I think that achieving the kind of life that I hope for will require a decent amount of risk, which I have never been good at. Maybe going overseas will be a first step...?

Friday, June 1, 2007

Same Old Changes

Well, I haven't written in a long time, because some people complain about me posting too many serious blogs, and nothing really humorous or interesting has happened lately. In fact, it feels like my life has finally settled into a basic routine, and therefore, I think I am going to change it. Sometimes I wonder if I don't have gypsie blood in me from somewhere, because as much as I claim to hate moving around so much (and I do), I never seem to settle in one place for very long before I become restless and change it all up again. Funny how that works.

So I'm still considering job options, and I'm very seriously considering quitting my retail job to work for my old college, cleaning up people's crap again. Honestly, I hate the job, but I've gotta admit that it pays pretty well, plus I'd have almost no commute, plus I'd be guaranteed 40 hours a week, instead of 20-35. So, after figuring it up and realizing I would make at least $1500 more by the end of the summer, I am, as I said, very seriously considering quitting my retail job. Though I will miss the discount terribly, I probably shouldn't be buying more clothes in the first place. I will miss the people too, and that's the hard part.

In other news, I applied for a nanny job in Franklin, Tennessee, which is just outside Nashville. Awesome city, decent pay... seven... children. I know what you're thinking, but it could be really cool. You never know. And if there's one thing I'm sick of lately, it's making just enough to barely pay the bills but not enough to do anything fun when the work day is over.

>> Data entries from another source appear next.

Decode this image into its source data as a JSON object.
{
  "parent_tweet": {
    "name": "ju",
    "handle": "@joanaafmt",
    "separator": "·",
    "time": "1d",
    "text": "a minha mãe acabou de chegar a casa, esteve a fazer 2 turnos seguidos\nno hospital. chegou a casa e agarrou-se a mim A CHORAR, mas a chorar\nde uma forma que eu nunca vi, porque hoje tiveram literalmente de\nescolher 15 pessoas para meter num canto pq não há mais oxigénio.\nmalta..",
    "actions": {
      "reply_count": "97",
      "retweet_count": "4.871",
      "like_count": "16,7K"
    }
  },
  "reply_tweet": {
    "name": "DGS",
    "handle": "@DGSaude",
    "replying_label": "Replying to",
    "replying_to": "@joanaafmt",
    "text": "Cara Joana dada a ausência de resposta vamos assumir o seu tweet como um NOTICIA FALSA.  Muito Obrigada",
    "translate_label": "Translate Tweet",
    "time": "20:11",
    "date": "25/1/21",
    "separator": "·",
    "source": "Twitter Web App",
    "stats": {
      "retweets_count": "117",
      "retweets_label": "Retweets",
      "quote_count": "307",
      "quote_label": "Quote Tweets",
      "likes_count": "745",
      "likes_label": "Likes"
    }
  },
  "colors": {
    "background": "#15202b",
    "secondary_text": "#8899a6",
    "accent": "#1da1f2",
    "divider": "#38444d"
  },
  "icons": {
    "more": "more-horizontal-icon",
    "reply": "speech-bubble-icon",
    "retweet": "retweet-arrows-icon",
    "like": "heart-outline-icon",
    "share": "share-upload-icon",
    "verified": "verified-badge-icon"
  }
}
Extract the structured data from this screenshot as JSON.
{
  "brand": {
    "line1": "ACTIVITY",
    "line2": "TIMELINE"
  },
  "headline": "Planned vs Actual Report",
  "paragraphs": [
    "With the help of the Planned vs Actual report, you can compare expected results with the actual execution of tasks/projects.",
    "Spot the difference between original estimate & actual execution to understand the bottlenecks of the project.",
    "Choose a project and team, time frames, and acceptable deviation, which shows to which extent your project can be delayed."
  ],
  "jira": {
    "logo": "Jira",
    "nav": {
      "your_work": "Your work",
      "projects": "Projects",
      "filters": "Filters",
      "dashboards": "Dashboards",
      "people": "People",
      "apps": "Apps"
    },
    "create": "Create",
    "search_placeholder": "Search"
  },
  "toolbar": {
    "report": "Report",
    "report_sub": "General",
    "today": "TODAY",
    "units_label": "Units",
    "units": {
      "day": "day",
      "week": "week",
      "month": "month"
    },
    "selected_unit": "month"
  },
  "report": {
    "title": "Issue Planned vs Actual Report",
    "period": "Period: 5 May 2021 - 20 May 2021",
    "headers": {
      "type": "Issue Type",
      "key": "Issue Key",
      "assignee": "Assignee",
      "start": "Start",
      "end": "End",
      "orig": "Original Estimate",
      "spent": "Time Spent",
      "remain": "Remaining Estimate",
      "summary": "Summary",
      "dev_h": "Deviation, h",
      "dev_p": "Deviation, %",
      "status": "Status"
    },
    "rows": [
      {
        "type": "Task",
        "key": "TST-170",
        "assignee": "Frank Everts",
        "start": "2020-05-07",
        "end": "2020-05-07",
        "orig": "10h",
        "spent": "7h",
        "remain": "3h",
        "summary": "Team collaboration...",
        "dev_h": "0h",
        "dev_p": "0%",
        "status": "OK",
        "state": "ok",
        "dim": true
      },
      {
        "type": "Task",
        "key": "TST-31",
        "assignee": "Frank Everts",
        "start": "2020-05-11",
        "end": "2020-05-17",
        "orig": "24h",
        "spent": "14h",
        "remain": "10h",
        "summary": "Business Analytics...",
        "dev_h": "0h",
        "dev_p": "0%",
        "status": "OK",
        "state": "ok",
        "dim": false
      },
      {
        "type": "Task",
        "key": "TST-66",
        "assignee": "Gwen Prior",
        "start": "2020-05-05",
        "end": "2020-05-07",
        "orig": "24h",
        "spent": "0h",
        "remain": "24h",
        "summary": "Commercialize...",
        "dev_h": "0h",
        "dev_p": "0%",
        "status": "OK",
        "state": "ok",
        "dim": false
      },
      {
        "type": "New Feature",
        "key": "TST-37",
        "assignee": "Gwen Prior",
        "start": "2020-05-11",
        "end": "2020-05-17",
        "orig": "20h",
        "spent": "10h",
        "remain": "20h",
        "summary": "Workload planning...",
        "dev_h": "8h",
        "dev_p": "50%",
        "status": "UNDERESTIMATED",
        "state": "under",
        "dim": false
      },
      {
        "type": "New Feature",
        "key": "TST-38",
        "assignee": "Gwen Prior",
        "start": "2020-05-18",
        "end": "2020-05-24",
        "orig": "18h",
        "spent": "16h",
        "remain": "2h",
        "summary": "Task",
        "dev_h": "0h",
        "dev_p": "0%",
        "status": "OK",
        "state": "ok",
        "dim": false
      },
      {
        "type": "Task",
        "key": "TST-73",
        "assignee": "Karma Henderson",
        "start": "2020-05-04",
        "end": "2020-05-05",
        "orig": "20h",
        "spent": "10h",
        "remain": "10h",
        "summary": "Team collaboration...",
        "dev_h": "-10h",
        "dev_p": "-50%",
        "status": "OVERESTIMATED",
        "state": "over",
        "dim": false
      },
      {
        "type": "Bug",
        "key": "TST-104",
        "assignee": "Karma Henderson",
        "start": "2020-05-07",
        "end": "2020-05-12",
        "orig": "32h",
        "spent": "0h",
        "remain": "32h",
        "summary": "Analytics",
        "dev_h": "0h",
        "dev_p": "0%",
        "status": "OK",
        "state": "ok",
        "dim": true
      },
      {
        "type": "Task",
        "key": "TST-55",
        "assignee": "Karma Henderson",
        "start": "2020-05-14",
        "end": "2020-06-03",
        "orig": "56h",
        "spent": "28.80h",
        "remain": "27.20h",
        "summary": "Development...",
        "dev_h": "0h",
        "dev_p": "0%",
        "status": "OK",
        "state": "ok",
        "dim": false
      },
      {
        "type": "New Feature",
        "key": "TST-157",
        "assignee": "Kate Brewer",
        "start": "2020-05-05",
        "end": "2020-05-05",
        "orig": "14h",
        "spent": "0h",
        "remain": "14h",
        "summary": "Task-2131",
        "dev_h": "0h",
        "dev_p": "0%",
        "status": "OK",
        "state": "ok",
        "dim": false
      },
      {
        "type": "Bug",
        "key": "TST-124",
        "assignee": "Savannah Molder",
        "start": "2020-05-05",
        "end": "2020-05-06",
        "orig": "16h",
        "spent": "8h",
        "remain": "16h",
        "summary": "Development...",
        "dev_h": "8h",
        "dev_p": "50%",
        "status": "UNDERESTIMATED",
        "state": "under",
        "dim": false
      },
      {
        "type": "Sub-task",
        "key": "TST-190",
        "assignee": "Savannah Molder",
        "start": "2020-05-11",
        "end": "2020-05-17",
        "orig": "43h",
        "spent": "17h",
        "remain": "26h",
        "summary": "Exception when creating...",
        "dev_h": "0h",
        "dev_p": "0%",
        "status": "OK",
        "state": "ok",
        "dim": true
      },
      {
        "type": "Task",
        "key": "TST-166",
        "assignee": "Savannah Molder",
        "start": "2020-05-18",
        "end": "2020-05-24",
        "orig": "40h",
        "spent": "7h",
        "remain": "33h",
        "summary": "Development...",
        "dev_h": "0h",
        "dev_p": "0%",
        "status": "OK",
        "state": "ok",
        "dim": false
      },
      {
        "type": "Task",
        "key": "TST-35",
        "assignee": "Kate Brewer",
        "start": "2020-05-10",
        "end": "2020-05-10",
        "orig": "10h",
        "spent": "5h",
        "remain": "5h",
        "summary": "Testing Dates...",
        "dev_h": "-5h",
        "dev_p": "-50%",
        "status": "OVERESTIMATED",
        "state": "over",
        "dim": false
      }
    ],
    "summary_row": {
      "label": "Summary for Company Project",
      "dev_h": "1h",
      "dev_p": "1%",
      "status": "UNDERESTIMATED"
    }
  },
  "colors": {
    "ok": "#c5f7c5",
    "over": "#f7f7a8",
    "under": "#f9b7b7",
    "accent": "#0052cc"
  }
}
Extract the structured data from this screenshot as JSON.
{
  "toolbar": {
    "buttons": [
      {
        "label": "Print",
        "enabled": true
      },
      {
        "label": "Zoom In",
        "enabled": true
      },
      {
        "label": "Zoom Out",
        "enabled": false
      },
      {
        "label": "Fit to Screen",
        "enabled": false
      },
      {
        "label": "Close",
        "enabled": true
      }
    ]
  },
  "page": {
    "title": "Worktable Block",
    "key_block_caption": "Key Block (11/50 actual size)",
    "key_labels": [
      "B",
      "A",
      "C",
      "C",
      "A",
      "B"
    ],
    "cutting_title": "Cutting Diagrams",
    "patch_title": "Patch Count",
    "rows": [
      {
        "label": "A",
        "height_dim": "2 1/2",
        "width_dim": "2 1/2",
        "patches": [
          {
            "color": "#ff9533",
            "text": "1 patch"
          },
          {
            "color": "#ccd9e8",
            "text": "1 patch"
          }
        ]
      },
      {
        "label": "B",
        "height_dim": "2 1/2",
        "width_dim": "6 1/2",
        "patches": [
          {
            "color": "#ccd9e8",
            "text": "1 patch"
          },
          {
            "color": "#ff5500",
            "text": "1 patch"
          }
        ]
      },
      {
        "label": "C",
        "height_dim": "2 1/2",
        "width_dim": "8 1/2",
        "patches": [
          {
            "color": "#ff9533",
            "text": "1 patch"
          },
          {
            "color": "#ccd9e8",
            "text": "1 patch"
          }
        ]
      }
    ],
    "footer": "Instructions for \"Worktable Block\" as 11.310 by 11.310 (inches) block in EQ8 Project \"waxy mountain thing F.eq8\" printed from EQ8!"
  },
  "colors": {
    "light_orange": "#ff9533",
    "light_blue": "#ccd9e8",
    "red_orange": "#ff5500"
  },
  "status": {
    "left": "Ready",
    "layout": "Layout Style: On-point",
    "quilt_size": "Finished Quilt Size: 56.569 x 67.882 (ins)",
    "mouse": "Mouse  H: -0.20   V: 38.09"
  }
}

Maybe that's why I'm not funnier when I write... just a thought... ;-)

I don't really know what else to say. I've been working a lot lately, and that is both good and bad. Good because I'm making a little more money, bad because, well, I'm sick of folding clothes and working with a few girls who take this job entirely too seriously.

I think I'm going to go watch a movie, and try not to think about what I'm doing next in life for a bit.